Communities and lawmakers raise environmental, economic concerns

By LIA ZHU in San Francisco | China Daily | Updated: 2026-06-20 07:07

Opposition to data centers in the United States has surged in recent months, evolving from neighborhood resistance to a policy fight over land use, electricity costs and water access.

The backlash is spreading from city halls to state legislatures as communities confront the physical footprint of the AI boom across the country. Data centers, which house the computing systems needed to train and run AI models, are essential to expanding the technology.

They also require enormous amounts of resources, like electricity, land and water. The surging demands are increasingly colliding with local concerns about utility bills, the environment, farmland, quality of life and community control.

The latest example is Monterey Park, California, where residents overwhelmingly voted earlier this month to permanently prohibit large-scale data centers citywide. It became the first US city to enact such a ban.

Also this month, New York state legislators passed a one-year moratorium on new hyperscale data centers, giving the state time to study how such facilities can affect infrastructure, the environment and the economy.

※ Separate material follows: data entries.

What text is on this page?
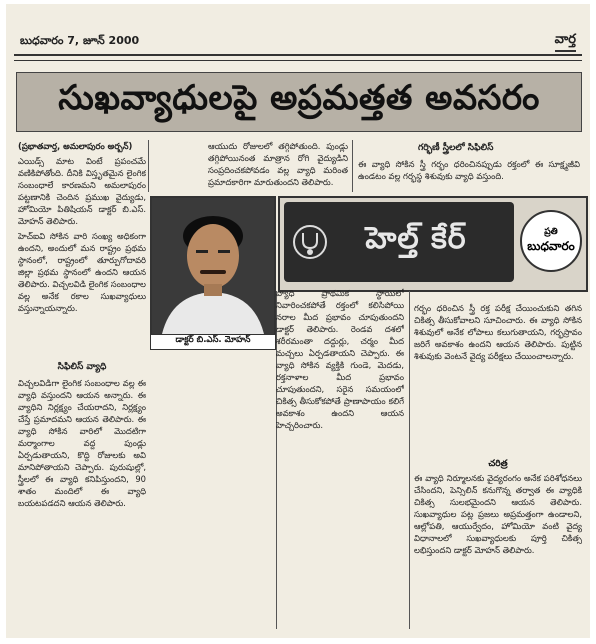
బుధవారం 7, జూన్ 2000	వార్త
సుఖవ్యాధులపై అప్రమత్తత అవసరం

(ప్రభాతవార్త, అమలాపురం అర్బన్)

ఎయిడ్స్ మాట వింటే ప్రపంచమే వణికిపోతోంది. దీనికి విస్తృతమైన లైంగిక సంబంధాలే కారణమని అమలాపురం పట్టణానికి చెందిన ప్రముఖ వైద్యుడు, హోమియో పితిషియన్ డాక్టర్ బి.ఎస్. మోహన్ తెలిపారు.

ఆయుదు రోజులలో తగ్గిపోతుంది. పుండ్లు తగ్గిపోయినంత మాత్రాన రోగి వైద్యుడిని సంప్రదించకపోవడం వల్ల వ్యాధి మరింత ప్రమాదకారిగా మారుతుందని తెలిపారు.

గర్భిణీ స్త్రీలలో సిఫిలిస్

ఈ వ్యాధి సోకిన స్త్రీ గర్భం ధరించినప్పుడు రక్తంలో ఈ సూక్ష్మజీవి ఉండటం వల్ల గర్భస్థ శిశువుకు వ్యాధి వస్తుంది.

హెచ్ఐవి సోకిన వారి సంఖ్య అధికంగా ఉందని, అందులో మన రాష్ట్రం ప్రథమ స్థానంలో, రాష్ట్రంలో తూర్పుగోదావరి జిల్లా ప్రథమ స్థానంలో ఉందని ఆయన తెలిపారు. విచ్చలవిడి లైంగిక సంబంధాల వల్ల అనేక రకాల సుఖవ్యాధులు వస్తున్నాయన్నారు.

డాక్టర్ బి.ఎస్. మోహన్
హెల్త్ కేర్	ప్రతి
బుధవారం
సిఫిలిస్ వ్యాధి

విచ్చలవిడిగా లైంగిక సంబంధాల వల్ల ఈ వ్యాధి వస్తుందని ఆయన అన్నారు. ఈ వ్యాధిని నిర్లక్ష్యం చేయరాదని, నిర్లక్ష్యం చేస్తే ప్రమాదమని ఆయన తెలిపారు. ఈ వ్యాధి సోకిన వారిలో మొదటిగా మర్మాంగాల వద్ద పుండ్లు ఏర్పడుతాయని, కొద్ది రోజులకు అవి మానిపోతాయని చెప్పారు. పురుషుల్లో, స్త్రీలలో ఈ వ్యాధి కనిపిస్తుందని, 90 శాతం మందిలో ఈ వ్యాధి బయటపడదని ఆయన తెలిపారు.

వ్యాధి ప్రాథమిక స్థాయిలో నివారించకపోతే రక్తంలో కలిసిపోయి నరాల మీద ప్రభావం చూపుతుందని డాక్టర్ తెలిపారు. రెండవ దశలో శరీరమంతా దద్దుర్లు, చర్మం మీద మచ్చలు ఏర్పడతాయని చెప్పారు. ఈ వ్యాధి సోకిన వ్యక్తికి గుండె, మెదడు, రక్తనాళాల మీద ప్రభావం చూపుతుందని, సరైన సమయంలో చికిత్స తీసుకోకపోతే ప్రాణాపాయం కలిగే అవకాశం ఉందని ఆయన హెచ్చరించారు.

గర్భం ధరించిన స్త్రీ రక్త పరీక్ష చేయించుకుని తగిన చికిత్స తీసుకోవాలని సూచించారు. ఈ వ్యాధి సోకిన శిశువులో అనేక లోపాలు కలుగుతాయని, గర్భస్రావం జరిగే అవకాశం ఉందని ఆయన తెలిపారు. పుట్టిన శిశువుకు వెంటనే వైద్య పరీక్షలు చేయించాలన్నారు.

చరిత్ర

ఈ వ్యాధి నిర్మూలనకు వైద్యరంగం అనేక పరిశోధనలు చేసిందని, పెన్సిలిన్ కనుగొన్న తర్వాత ఈ వ్యాధికి చికిత్స సులభమైందని ఆయన తెలిపారు. సుఖవ్యాధుల పట్ల ప్రజలు అప్రమత్తంగా ఉండాలని, ఆల్లోపతి, ఆయుర్వేదం, హోమియో వంటి వైద్య విధానాలలో సుఖవ్యాధులకు పూర్తి చికిత్స లభిస్తుందని డాక్టర్ మోహన్ తెలిపారు.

Those moves reflect a national trend. Local governments across the country have approved moratoriums or restrictions aimed at slowing or blocking new data center construction. In April, Port Washington, Wisconsin, voted overwhelmingly to restrict future data centers in what was reported as a first-of-its-kind referendum in the country. Other communities in Connecticut, Missouri and Maine have also enacted their own moratoriums or bans.

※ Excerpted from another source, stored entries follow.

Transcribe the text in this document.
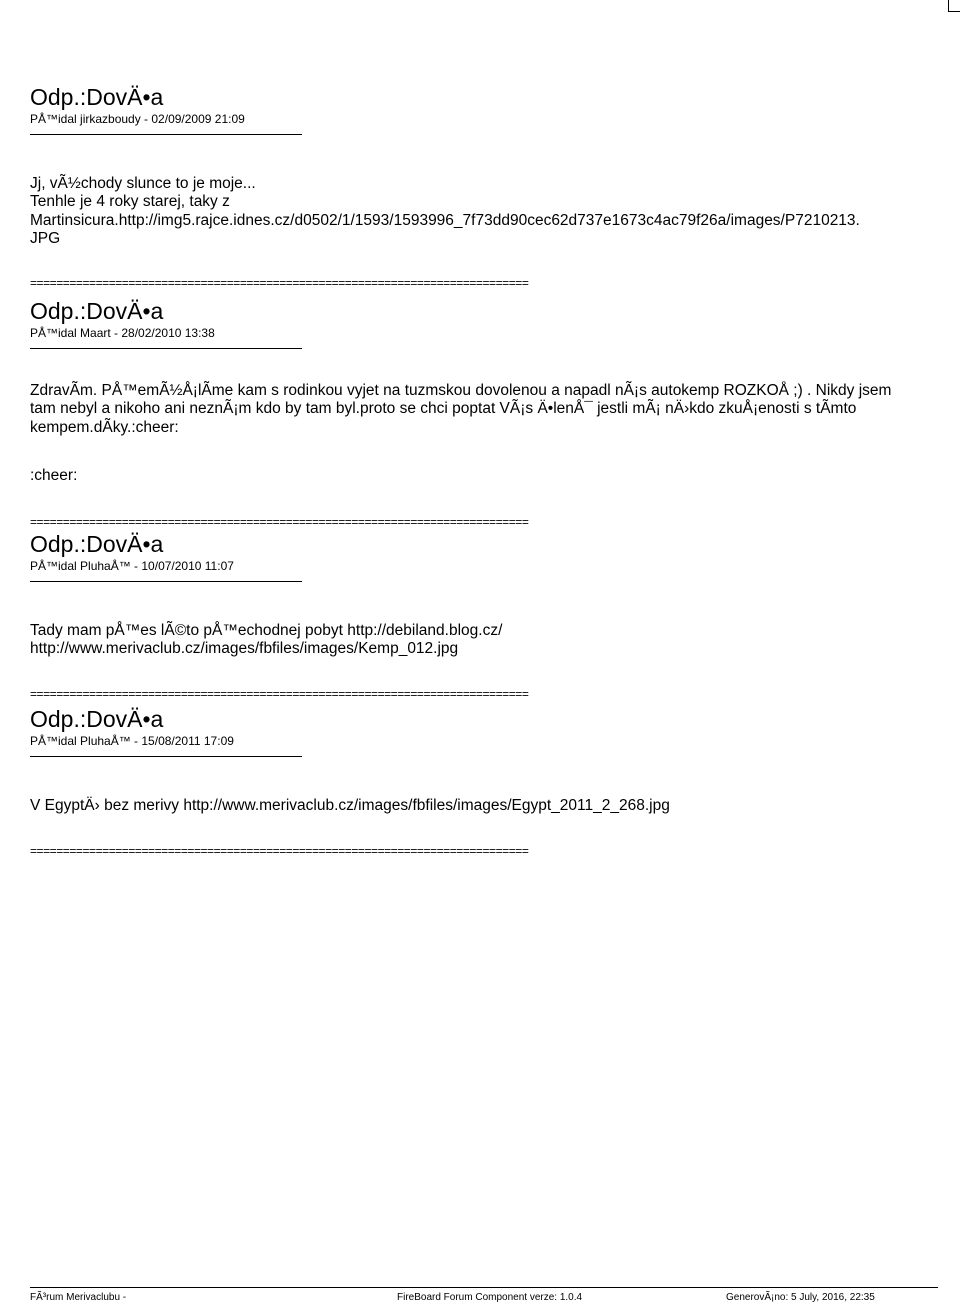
Odp.:DovÄ•a
PÅ™idal jirkazboudy - 02/09/2009 21:09

Jj, vÃ½chody slunce to je moje...
Tenhle je 4 roky starej, taky z
Martinsicura.http://img5.rajce.idnes.cz/d0502/1/1593/1593996_7f73dd90cec62d737e1673c4ac79f26a/images/P7210213.
JPG

============================================================================
Odp.:DovÄ•a
PÅ™idal Maart - 28/02/2010 13:38

ZdravÃm. PÅ™emÃ½Å¡lÃme kam s rodinkou vyjet na tuzmskou dovolenou a napadl nÃ¡s autokemp ROZKOÅ ;) . Nikdy jsem
tam nebyl a nikoho ani neznÃ¡m kdo by tam byl.proto se chci poptat VÃ¡s Ä•lenÅ¯ jestli mÃ¡ nÄ›kdo zkuÅ¡enosti s tÃmto
kempem.dÃky.:cheer:

:cheer:

============================================================================
Odp.:DovÄ•a
PÅ™idal PluhaÅ™ - 10/07/2010 11:07

Tady mam pÅ™es lÃ©to pÅ™echodnej pobyt http://debiland.blog.cz/
http://www.merivaclub.cz/images/fbfiles/images/Kemp_012.jpg

============================================================================
Odp.:DovÄ•a
PÅ™idal PluhaÅ™ - 15/08/2011 17:09

V EgyptÄ› bez merivy http://www.merivaclub.cz/images/fbfiles/images/Egypt_2011_2_268.jpg

============================================================================
FÃ³rum Merivaclubu -	FireBoard Forum Component verze: 1.0.4	GenerovÃ¡no: 5 July, 2016, 22:35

As of June, 14 states have considered or are considering moratoriums on data centers, according to a blog post by the Rockefeller Institute of Government.

The resistance comes amid a large and rapidly expanding US data center industry. There are currently 4,378 data centers listed across the country, according to Data Center Map, an industry tracker. Virginia has the largest concentration, with 631 listed data centers, followed by Texas with 464 and California with 287.

The number of data centers has expanded quickly in recent years as AI developers race to build computing infrastructure. Supporters argue that the projects can benefit communities by creating jobs, increasing property tax revenue and supporting future business opportunities. They also say the infrastructure is necessary if the US wants to remain a global AI leader.

Federal authorities increasingly treat data centers as strategic infrastructure tied to AI competitiveness. But local opposition is emerging as a practical constraint on the country's AI expansion.

The concerns vary by community, but common complaints include noise, effects on home values, pressure on local utilities, water use and the loss of land that residents believe should remain available for housing, farming or other community priorities. The frustration has been intensified by fears that the costs of AI infrastructure will be passed on to households through higher utility bills.

That issue has already become prominent in Arizona. The state's largest utility, Arizona Public Service, has proposed a 45 percent rate increase on electricity for "extra-large energy users", a category made up primarily of data centers, as well as a roughly 14.5 percent increase for residential customers. Arizona lawmakers have moved to make data center developers pay more in state taxes by suspending a sales tax exemption for three years.

Strong opposition

A March Gallup survey found that 70 percent of the US opposes building an AI data center in their area, including 48 percent who are strongly opposed. Half of respondents said they were concerned about the impact on resources, while 22 percent cited concerns about quality of life.

Gallup said the intensity of the opposition means proposed data centers are likely to spur grassroots activism by local residents as well as legal challenges. The findings also suggest that AI infrastructure could become an important campaign issue in local and state elections this year.

The opposition also cuts across political lines. Ben Green, an assistant professor at the University of Michigan School of Information and a faculty associate at the Berkman Klein Center for Internet and Society, told The Harvard Gazette in a recent interview that data centers are becoming an important issue in local, state and potentially federal elections because they matter to voters across the spectrum.

"Liberals and people on the left are concerned for environmental reasons and distrust in AI companies, but many conservatives are upset about data centers too," Green said.

Researchers at Brookings have made a similar point, saying local opposition is likely to soon become the leading constraint on data centers.

Those concerns are now translating into real delays for the industry. According to a study by Data Center Watch, in the first three months of this year, more than 75 data center projects nationwide worth roughly $130 billion have been blocked or delayed, the highest number on record since the group began tracking the issue in 2023.